“We are hoping that sanity wins the day,” Vitaly Mutko, Russia’s vice premier and former sports minister, said ahead of the session in the Swiss city of Lausanne, where a press conference announcing the outcome is scheduled for 18:30 GMT.
Mutko also spoke out against imposing “collective responsibility” on innocent Russian athletes.
Various scenarios have been laid out by journalists familiar with the IOC process, which will conclude with a 14-strong IOC panel hearing the results of two separate investigations – one into violations at Russia’s home winter Olympics, and the other concerning the involvement of state officials in covering up and encouraging doping violations over a period of years.
These range from an outright ban on Russian athletes in South Korea in February, to a fine, to a complete dismissal of all charges. The most likely, however, is thought to be allowing Russian athletes to compete under a neutral flag, where they will not participate in the opening ceremony, wear distinctive uniforms, or have their national anthem played if they rise to the podium.

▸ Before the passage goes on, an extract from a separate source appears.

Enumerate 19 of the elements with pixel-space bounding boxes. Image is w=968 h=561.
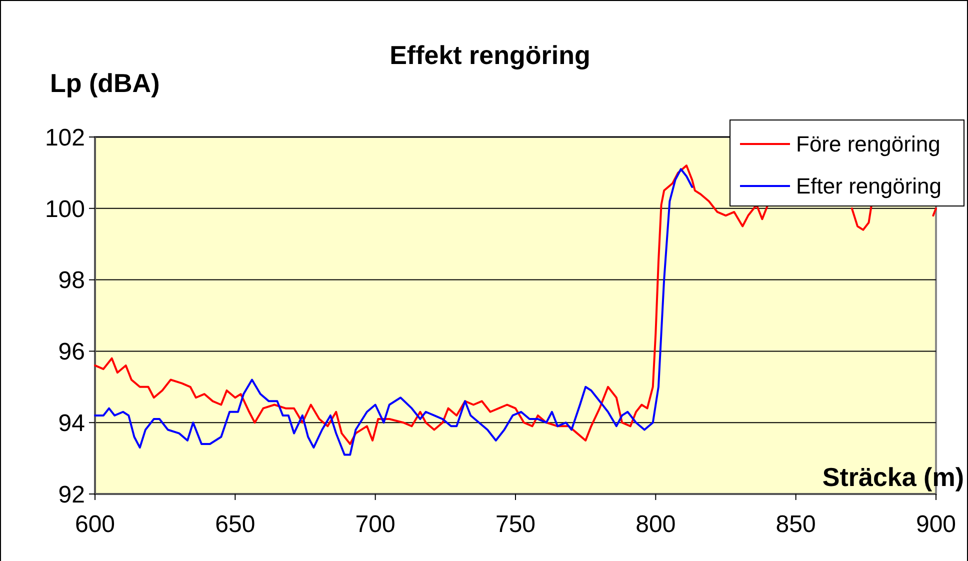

“Of all my achievements in sport, representing Russia at the Olympic Games was by far the most important and proudest; I cannot imagine that feeling would be the same if I was asked to compete under the neutral flag,” Evgeni Plushenko, Russia’s four-time gold-winning medalist figure skater told Around the Rings website. “To ask our clean athletes to do this would be unfair on them and all their competitors who in some way would feel that the competition and Olympic spirit would have been devalued.”